Similarly, does it not make sense to monitor OEE in realtime? If it is not possible or feasible to monitor OEE itself , is it possible to measure the components – Availability, Performance, and Quality – in real-time?  I would suggest that we can.

Performance metrics may include production and quality targets based on lapsed production time. If the targets are hit at the prescribed intervals, then the desired OEE should also be realized.  If certain targets are missed, an escalation process can be initiated to involve the appropriate levels of support to immediately and effectively resolve the concerns.

A higher reporting frequency or shorter time interval provides the opportunity to make smaller (minor) corrections in real-time and to capture relevant information for events that negatively affect OEE.

Improving OEE in real-time requires a skilled team that is capable of trouble shooting and solving problems in real-time. So, resolving concerns and making effective corrective actions in real-time is as important to improving OEE than the data collection process itself.

A lot of time, energy, and resources are expended to collect and analyze data.

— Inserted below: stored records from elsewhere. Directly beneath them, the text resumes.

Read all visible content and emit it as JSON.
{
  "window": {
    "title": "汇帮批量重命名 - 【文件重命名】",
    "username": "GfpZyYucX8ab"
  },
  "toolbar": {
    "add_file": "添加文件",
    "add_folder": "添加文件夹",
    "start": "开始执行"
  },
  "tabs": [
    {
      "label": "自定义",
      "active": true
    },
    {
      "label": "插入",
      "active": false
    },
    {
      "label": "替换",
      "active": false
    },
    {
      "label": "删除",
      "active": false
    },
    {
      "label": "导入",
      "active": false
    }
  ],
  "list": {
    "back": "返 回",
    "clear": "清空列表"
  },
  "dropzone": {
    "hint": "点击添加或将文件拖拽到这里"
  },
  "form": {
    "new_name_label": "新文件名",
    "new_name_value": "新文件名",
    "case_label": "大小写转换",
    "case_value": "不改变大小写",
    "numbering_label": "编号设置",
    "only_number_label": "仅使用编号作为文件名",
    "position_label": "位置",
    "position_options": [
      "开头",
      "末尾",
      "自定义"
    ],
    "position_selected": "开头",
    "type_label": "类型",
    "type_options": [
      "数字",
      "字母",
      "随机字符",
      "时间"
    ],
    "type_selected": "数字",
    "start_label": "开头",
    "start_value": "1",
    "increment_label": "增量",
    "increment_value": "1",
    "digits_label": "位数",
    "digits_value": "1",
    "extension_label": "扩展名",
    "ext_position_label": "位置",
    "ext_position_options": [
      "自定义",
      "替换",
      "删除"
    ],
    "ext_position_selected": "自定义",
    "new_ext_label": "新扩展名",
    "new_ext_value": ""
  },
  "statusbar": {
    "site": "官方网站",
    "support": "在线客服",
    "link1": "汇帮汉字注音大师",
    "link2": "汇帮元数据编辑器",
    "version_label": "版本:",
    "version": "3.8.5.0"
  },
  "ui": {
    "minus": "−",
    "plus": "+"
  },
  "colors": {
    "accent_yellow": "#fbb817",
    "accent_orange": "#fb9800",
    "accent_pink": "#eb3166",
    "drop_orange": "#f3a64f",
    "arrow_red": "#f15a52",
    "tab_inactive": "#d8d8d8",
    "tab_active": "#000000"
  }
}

Unfortunately, when the result is finalized, the opportunity to change it is lost to history.  The absence of event-driven data collection and after the fact analysis leads to greater speculation regarding the events that “may have” occurred versus those events that actually did.

Clearly, an end of run pathology is more meaningful when the data supporting the run represents the events as they are recorded in real-time when they actually occurred.  This data affords a greater opportunity to dissect the events themselves and delve into a deeper analysis that may yield opportunities for long-term improvements.

Set yourself apart from the competition.  Focus on the process while it is running and make improvements in real-time.  The results will speak for themselves.

Your feedback matters

If you have any comments, questions, or topics you would like us to address, please feel free to leave your comment in the space below or email us at feedback@leanexecution.ca or feedback@versalytics.com.  We look forward to hearing from you and thank you for visiting.

Until Next Time – STAY lean

Versalytics Analytics
 

How Effective is Your Problem Solving?

The re-drawn chart comparing the various gradi...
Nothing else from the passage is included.